Isaac was a wealthy dude and apparently, he built his wealth over time.
“As a result, Jacob became very wealthy, with large flocks of sheep and goats, female and male servants, and many camels and donkeys.”
Jacob was a wealthy dude. Runs in the family, but Jacob didn’t get rich off Daddy’s money. In fact, Jacob hadn’t even seen his dad in many years when the Bible says he became wealthy.
David was wealthy. Extremely.
1 Chronicles 22:14
“Indeed I have taken much trouble to prepare for the house of the Lord one hundred thousand talents of gold and one million talents of silver, and bronze and iron beyond measure, for it is so abundant. I have prepared timber and stone also, and you may add to them.”
In perspective, that’s 3,300 tons of gold, and 33,000 tons of silver. By comparison, the United States has 6,500 tons of gold at Fort Knox. By today’s standards, David had about $137 billion in gold, and almost $15 billion in silver. Not bad for the guy after God’s own heart.
I love this one. It dispels all the negative wealth myths.
1 Kings 3:12-13
“Behold, I (God) have done according to thy words: lo, I have given thee a wise and an understanding heart; so that there was none like thee before thee, neither after thee shall any arise like unto thee.
And I have also given thee that which thou hast not asked, both riches, and honour: so that there shall not be any among the kings like unto thee all thy days.”
In this verse, it is God that decided to make Solomon rich. And everyone said, “Whaaaaat?” Seriously, this should put the discussion totally to rest. Wealth is not bad. Having wealth is not bad. It’s what you do with it and how you live your life that matters.

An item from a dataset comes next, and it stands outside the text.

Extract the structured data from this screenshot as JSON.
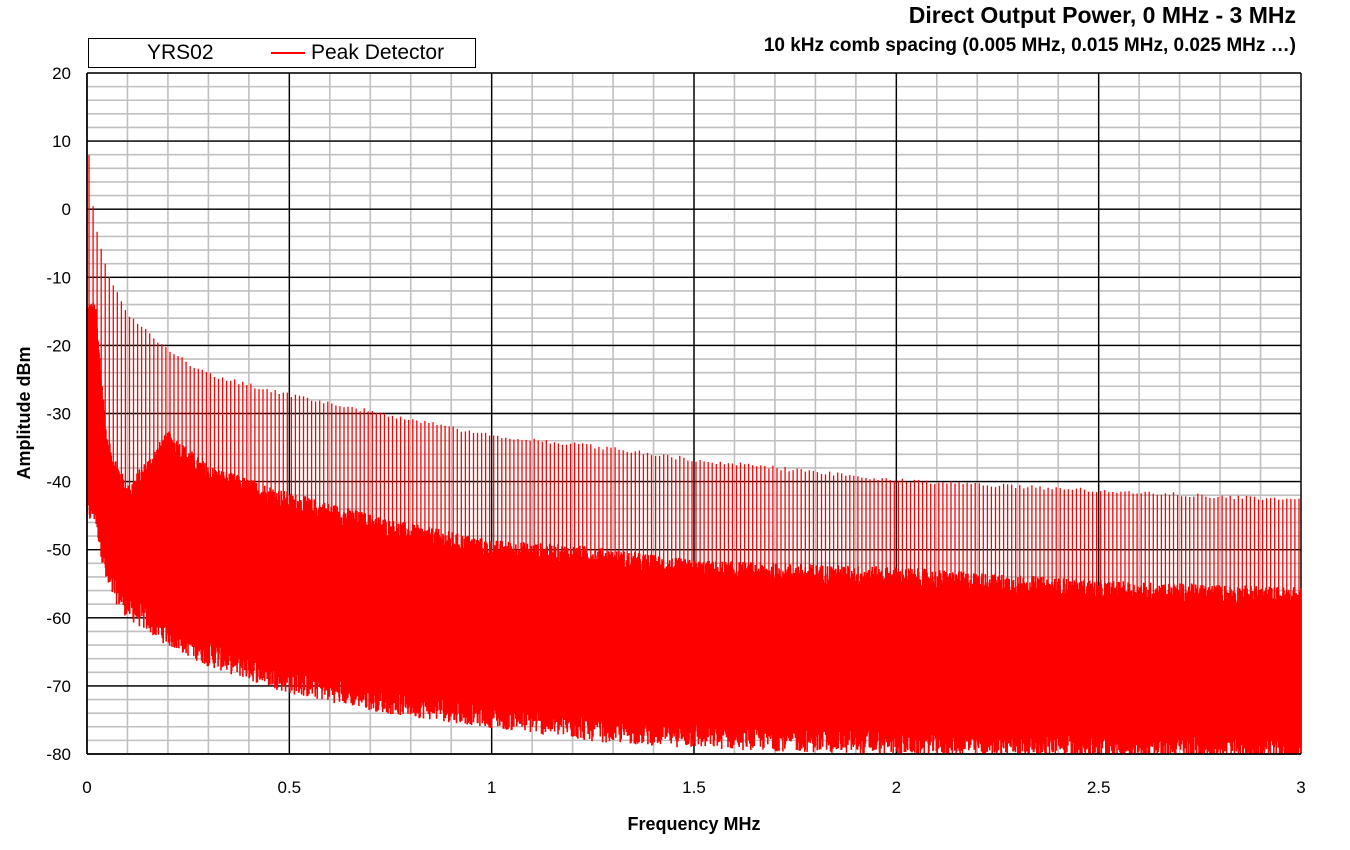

Don’t believe me? Well take a look at Jesus’ usage of money as he talked about servants and talents in Matthew 25:14-30. Why would Jesus use an example of rewarding someone who managed money well and multiplied it while punishing someone who mismanaged their money and punished them? It really makes you think.
So here’s some food for thought to all my friends in the Christian circles. What is wealth for? That answer is simple. Enjoy life. Help others. Serve God. Money isn’t evil. Wealth isn’t evil. In fact, an argument could be made that if you don’t build wealth, you’re probably not stewarding your life or your resources properly. How so? Well, wealth is a natural byproduct of hard work, knowledge and wisdom. If you don’t end up wealthy during your lifetime, it’s may just be because you didn’t steward your resources and life as well as you should have. Just maybe.